In 2003 a group of white supremacists near Tyler, Texas were discovered with 500,000 rounds of ammunition, bomb making equipment, canisters of cyanide and a KKK calling card. There was little if any media coverage of this terror plot in the making. The same journalists who saw no need to tell us about plots involving deadly poisons think that we need to know about white supremacists who are cute, at least according to European beauty standards.
Lamb and Lynx Gaede fit that description. The 13 year old twins, always described as blonde and blue eyed, come from a family who unleashed them on the public singing paeans to Adolf Hitler and Rudolph Hess.

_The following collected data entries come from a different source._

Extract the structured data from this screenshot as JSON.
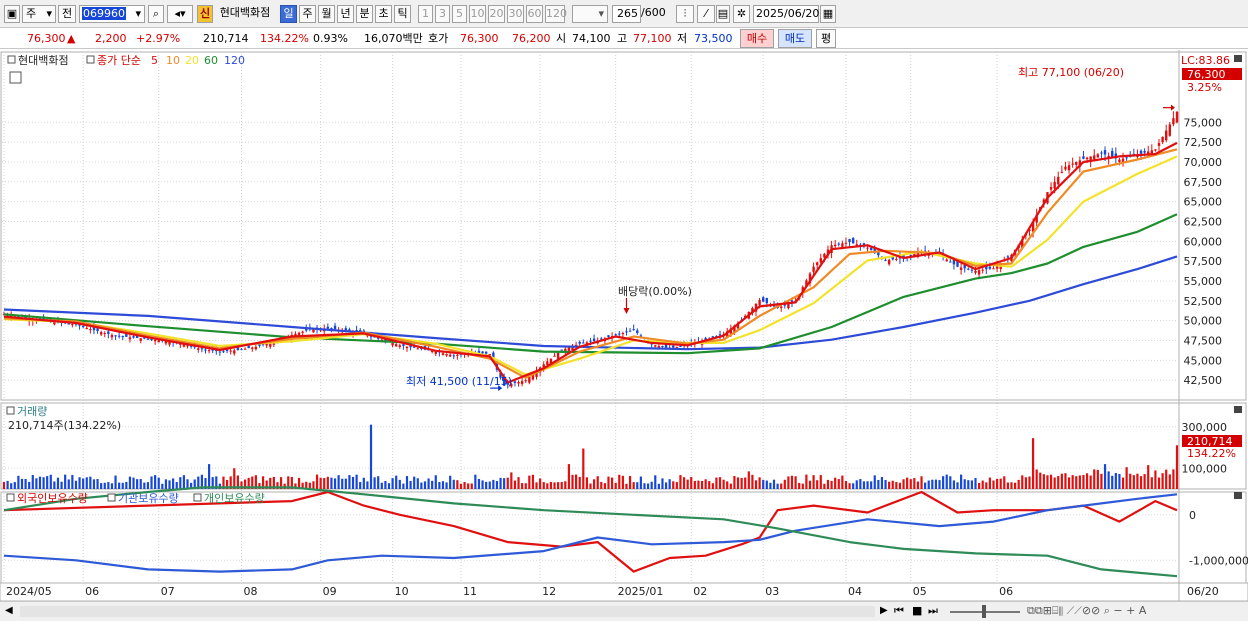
{
  "toolbar": {
    "type_label": "주",
    "prev_label": "전",
    "code": "069960",
    "sin_badge": "신",
    "stock_name": "현대백화점",
    "periods": [
      "일",
      "주",
      "월",
      "년",
      "분",
      "초",
      "틱"
    ],
    "selected_period": "일",
    "intervals": [
      "1",
      "3",
      "5",
      "10",
      "20",
      "30",
      "60",
      "120"
    ],
    "count": "265",
    "count_max": "/600",
    "date": "2025/06/20"
  },
  "quote": {
    "price": "76,300",
    "change_symbol": "▲",
    "change": "2,200",
    "change_pct": "+2.97%",
    "volume": "210,714",
    "volume_ratio": "134.22%",
    "turnover": "0.93%",
    "amount": "16,070백만",
    "hoga_label": "호가",
    "ask": "76,300",
    "bid": "76,200",
    "open_label": "시",
    "open": "74,100",
    "high_label": "고",
    "high": "77,100",
    "low_label": "저",
    "low": "73,500",
    "buy_label": "매수",
    "sell_label": "매도",
    "avg_label": "평"
  },
  "price_pane": {
    "title_name": "현대백화점",
    "ma_title": "종가 단순",
    "ma_labels": [
      "5",
      "10",
      "20",
      "60",
      "120"
    ],
    "ma_colors": [
      "#e01010",
      "#f08a24",
      "#f2e32a",
      "#1e8e2e",
      "#2e4bd8"
    ],
    "lc_label": "LC:83.86",
    "last_price_tag": "76,300",
    "last_pct_tag": "3.25%",
    "high_annotation": "최고 77,100 (06/20)",
    "low_annotation": "최저 41,500 (11/15)",
    "dividend_annotation": "배당락(0.00%)"
  },
  "volume_pane": {
    "title": "거래량",
    "value_text": "210,714주(134.22%)",
    "last_tag": "210,714",
    "last_pct": "134.22%"
  },
  "holding_pane": {
    "legend": [
      "외국인보유수량",
      "기관보유수량",
      "개인보유수량"
    ],
    "colors": [
      "#e01010",
      "#2e5ad8",
      "#2e8b57"
    ]
  },
  "x_axis": {
    "labels": [
      "2024/05",
      "06",
      "07",
      "08",
      "09",
      "10",
      "11",
      "12",
      "2025/01",
      "02",
      "03",
      "04",
      "05",
      "06"
    ],
    "right_label": "06/20"
  },
  "chart_data": [
    {
      "type": "candlestick",
      "ylim": [
        40000,
        83860
      ],
      "yticks": [
        42500,
        45000,
        47500,
        50000,
        52500,
        55000,
        57500,
        60000,
        62500,
        65000,
        67500,
        70000,
        72500,
        75000
      ],
      "ytick_labels": [
        "42,500",
        "45,000",
        "47,500",
        "50,000",
        "52,500",
        "55,000",
        "57,500",
        "60,000",
        "62,500",
        "65,000",
        "67,500",
        "70,000",
        "72,500",
        "75,000"
      ],
      "close_path": [
        [
          0,
          50800
        ],
        [
          5,
          50400
        ],
        [
          10,
          50100
        ],
        [
          15,
          49800
        ],
        [
          20,
          49500
        ],
        [
          25,
          48800
        ],
        [
          30,
          48200
        ],
        [
          35,
          47900
        ],
        [
          40,
          47700
        ],
        [
          45,
          47400
        ],
        [
          50,
          47000
        ],
        [
          55,
          46400
        ],
        [
          60,
          46100
        ],
        [
          65,
          46300
        ],
        [
          70,
          46700
        ],
        [
          75,
          47300
        ],
        [
          80,
          48200
        ],
        [
          85,
          48900
        ],
        [
          90,
          49000
        ],
        [
          95,
          48800
        ],
        [
          100,
          48300
        ],
        [
          105,
          47600
        ],
        [
          110,
          46900
        ],
        [
          115,
          46500
        ],
        [
          120,
          46100
        ],
        [
          125,
          45600
        ],
        [
          130,
          46000
        ],
        [
          135,
          45800
        ],
        [
          139,
          41800
        ],
        [
          145,
          42500
        ],
        [
          150,
          44500
        ],
        [
          155,
          46300
        ],
        [
          160,
          47100
        ],
        [
          165,
          47500
        ],
        [
          170,
          48200
        ],
        [
          175,
          48800
        ],
        [
          180,
          47000
        ],
        [
          185,
          46500
        ],
        [
          190,
          47000
        ],
        [
          195,
          47500
        ],
        [
          200,
          48300
        ],
        [
          205,
          50100
        ],
        [
          210,
          52600
        ],
        [
          215,
          51600
        ],
        [
          220,
          52500
        ],
        [
          225,
          56800
        ],
        [
          230,
          59500
        ],
        [
          235,
          59900
        ],
        [
          240,
          59200
        ],
        [
          245,
          57600
        ],
        [
          250,
          57900
        ],
        [
          255,
          58800
        ],
        [
          260,
          58300
        ],
        [
          265,
          56800
        ],
        [
          270,
          56300
        ],
        [
          275,
          56600
        ],
        [
          280,
          58300
        ],
        [
          285,
          61500
        ],
        [
          290,
          66200
        ],
        [
          295,
          69400
        ],
        [
          300,
          70400
        ],
        [
          305,
          71100
        ],
        [
          310,
          70300
        ],
        [
          315,
          70900
        ],
        [
          320,
          71600
        ],
        [
          326,
          76300
        ]
      ],
      "ma5": [
        [
          0,
          50500
        ],
        [
          20,
          49700
        ],
        [
          40,
          47900
        ],
        [
          60,
          46300
        ],
        [
          80,
          48000
        ],
        [
          100,
          48400
        ],
        [
          120,
          46200
        ],
        [
          135,
          45500
        ],
        [
          140,
          42200
        ],
        [
          150,
          44000
        ],
        [
          160,
          46700
        ],
        [
          170,
          48000
        ],
        [
          180,
          47200
        ],
        [
          190,
          46900
        ],
        [
          200,
          48100
        ],
        [
          210,
          51800
        ],
        [
          220,
          52300
        ],
        [
          230,
          59000
        ],
        [
          240,
          59500
        ],
        [
          250,
          57900
        ],
        [
          260,
          58600
        ],
        [
          270,
          56500
        ],
        [
          280,
          57900
        ],
        [
          290,
          65500
        ],
        [
          300,
          70000
        ],
        [
          310,
          70700
        ],
        [
          320,
          71000
        ],
        [
          326,
          72400
        ]
      ],
      "ma10": [
        [
          0,
          50300
        ],
        [
          20,
          49900
        ],
        [
          40,
          48100
        ],
        [
          60,
          46500
        ],
        [
          80,
          47700
        ],
        [
          100,
          48500
        ],
        [
          120,
          46700
        ],
        [
          135,
          45200
        ],
        [
          145,
          42800
        ],
        [
          160,
          46100
        ],
        [
          175,
          48000
        ],
        [
          190,
          47100
        ],
        [
          200,
          47600
        ],
        [
          210,
          50600
        ],
        [
          225,
          54200
        ],
        [
          235,
          58400
        ],
        [
          245,
          58800
        ],
        [
          260,
          58500
        ],
        [
          270,
          56900
        ],
        [
          280,
          57200
        ],
        [
          290,
          63600
        ],
        [
          300,
          68800
        ],
        [
          315,
          70300
        ],
        [
          326,
          71600
        ]
      ],
      "ma20": [
        [
          0,
          50200
        ],
        [
          20,
          49800
        ],
        [
          40,
          48400
        ],
        [
          60,
          46800
        ],
        [
          80,
          47400
        ],
        [
          100,
          48300
        ],
        [
          120,
          47100
        ],
        [
          135,
          45500
        ],
        [
          145,
          43200
        ],
        [
          160,
          45200
        ],
        [
          175,
          47500
        ],
        [
          190,
          47200
        ],
        [
          200,
          47200
        ],
        [
          210,
          48800
        ],
        [
          225,
          52200
        ],
        [
          240,
          57600
        ],
        [
          255,
          58700
        ],
        [
          270,
          57200
        ],
        [
          280,
          56800
        ],
        [
          290,
          60200
        ],
        [
          300,
          65000
        ],
        [
          315,
          68500
        ],
        [
          326,
          70700
        ]
      ],
      "ma60": [
        [
          0,
          50800
        ],
        [
          40,
          49300
        ],
        [
          80,
          47900
        ],
        [
          120,
          47100
        ],
        [
          150,
          46100
        ],
        [
          190,
          45900
        ],
        [
          210,
          46500
        ],
        [
          230,
          49200
        ],
        [
          250,
          53000
        ],
        [
          270,
          55300
        ],
        [
          280,
          56000
        ],
        [
          290,
          57200
        ],
        [
          300,
          59300
        ],
        [
          315,
          61200
        ],
        [
          326,
          63400
        ]
      ],
      "ma120": [
        [
          0,
          51400
        ],
        [
          40,
          50600
        ],
        [
          80,
          49200
        ],
        [
          120,
          47800
        ],
        [
          150,
          46800
        ],
        [
          190,
          46400
        ],
        [
          210,
          46600
        ],
        [
          230,
          47600
        ],
        [
          250,
          49200
        ],
        [
          270,
          51000
        ],
        [
          285,
          52500
        ],
        [
          300,
          54600
        ],
        [
          315,
          56500
        ],
        [
          326,
          58100
        ]
      ]
    },
    {
      "type": "bar",
      "title": "거래량",
      "ylim": [
        0,
        400000
      ],
      "yticks": [
        100000,
        300000
      ],
      "ytick_labels": [
        "100,000",
        "300,000"
      ],
      "spikes": [
        [
          102,
          310000
        ],
        [
          57,
          120000
        ],
        [
          64,
          100000
        ],
        [
          157,
          120000
        ],
        [
          161,
          195000
        ],
        [
          141,
          80000
        ],
        [
          207,
          85000
        ],
        [
          286,
          245000
        ],
        [
          306,
          120000
        ],
        [
          312,
          105000
        ],
        [
          318,
          115000
        ],
        [
          326,
          210714
        ]
      ]
    },
    {
      "type": "line",
      "title": "보유수량",
      "ylim": [
        -1500000,
        500000
      ],
      "yticks": [
        0,
        -1000000
      ],
      "ytick_labels": [
        "0",
        "-1,000,000"
      ],
      "series": [
        {
          "name": "외국인보유수량",
          "points": [
            [
              0,
              100000
            ],
            [
              40,
              200000
            ],
            [
              80,
              300000
            ],
            [
              90,
              500000
            ],
            [
              100,
              200000
            ],
            [
              110,
              0
            ],
            [
              125,
              -250000
            ],
            [
              140,
              -600000
            ],
            [
              155,
              -700000
            ],
            [
              165,
              -600000
            ],
            [
              175,
              -1250000
            ],
            [
              185,
              -950000
            ],
            [
              195,
              -900000
            ],
            [
              205,
              -650000
            ],
            [
              210,
              -500000
            ],
            [
              215,
              100000
            ],
            [
              225,
              200000
            ],
            [
              240,
              50000
            ],
            [
              255,
              500000
            ],
            [
              265,
              50000
            ],
            [
              275,
              100000
            ],
            [
              290,
              100000
            ],
            [
              300,
              200000
            ],
            [
              310,
              -150000
            ],
            [
              320,
              300000
            ],
            [
              326,
              100000
            ]
          ]
        },
        {
          "name": "기관보유수량",
          "points": [
            [
              0,
              -900000
            ],
            [
              20,
              -1000000
            ],
            [
              40,
              -1200000
            ],
            [
              60,
              -1250000
            ],
            [
              80,
              -1200000
            ],
            [
              90,
              -1000000
            ],
            [
              105,
              -900000
            ],
            [
              125,
              -950000
            ],
            [
              150,
              -800000
            ],
            [
              165,
              -500000
            ],
            [
              180,
              -650000
            ],
            [
              200,
              -600000
            ],
            [
              210,
              -550000
            ],
            [
              220,
              -350000
            ],
            [
              240,
              -100000
            ],
            [
              260,
              -250000
            ],
            [
              275,
              -150000
            ],
            [
              290,
              100000
            ],
            [
              305,
              250000
            ],
            [
              315,
              350000
            ],
            [
              326,
              450000
            ]
          ]
        },
        {
          "name": "개인보유수량",
          "points": [
            [
              0,
              100000
            ],
            [
              20,
              350000
            ],
            [
              40,
              500000
            ],
            [
              55,
              600000
            ],
            [
              80,
              600000
            ],
            [
              100,
              450000
            ],
            [
              125,
              250000
            ],
            [
              150,
              100000
            ],
            [
              175,
              0
            ],
            [
              200,
              -100000
            ],
            [
              215,
              -300000
            ],
            [
              235,
              -600000
            ],
            [
              250,
              -750000
            ],
            [
              270,
              -850000
            ],
            [
              290,
              -900000
            ],
            [
              305,
              -1200000
            ],
            [
              326,
              -1350000
            ]
          ]
        }
      ]
    }
  ]
}
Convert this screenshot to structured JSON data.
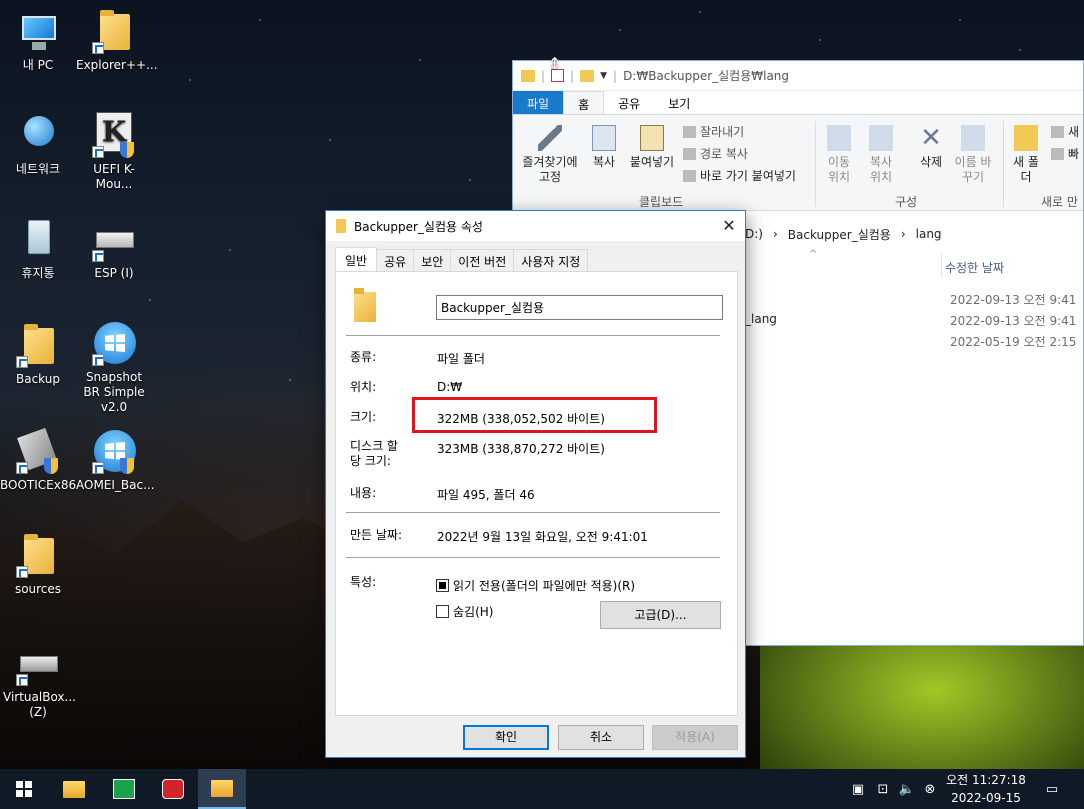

They spend their time vicariously killing black people via video games and raising money for white hurricane Katrina victims.
Their mother regrets her divorce because it deprived her of the opportunity to make more Aryan babies. " … I could have produced four to six more children with that ideal eugenic quality that [Lynx and Lamb] possess."
The Gaede twins perform under the stage name Prussian Blue. The name honors their family history, eye color, and holocaust denial.
"Part of our heritage is Prussian German," the deadly twins say. "Also our eyes are blue, and Prussian Blue is just a really pretty color. There is also the discussion of the lack of "Prussian Blue" coloring (Zyklon B residue) in the so-called gas chambers in the concentration camps. We think it might make people question some of the inaccuracies of the ‘Holocaust' myth."
The Gaedes were unknown to the general public until ABC gave them free publicity and compared them to the over exposed but harmless Olsen twins. Recently Teen People magazine came under fire for a planned article on Lamb and Lynx.
Teen People made an agreement with their mother to water down the family's white supremacist, Nazi loving message. April Gaede asked the magazine not to mention the words Hitler, hate or supremacist in the article. Teen People capitulated and posted a sanitized story on their web site. There was also an interview scheduled for publication in the February 2006 issue, but when the appeasement came to light, Time Inc. blamed a "junior employee" for the fiasco, and ultimately pulled the Prussian Blue story.
Teen People may have been stupid, but the Gaede family certainly isn't. Nazi worship is very problematic but the public relations dilemma can be solved very simply. Leave out any mention of hate, racism, Hitler and holocaust denial and the blondeness will win out.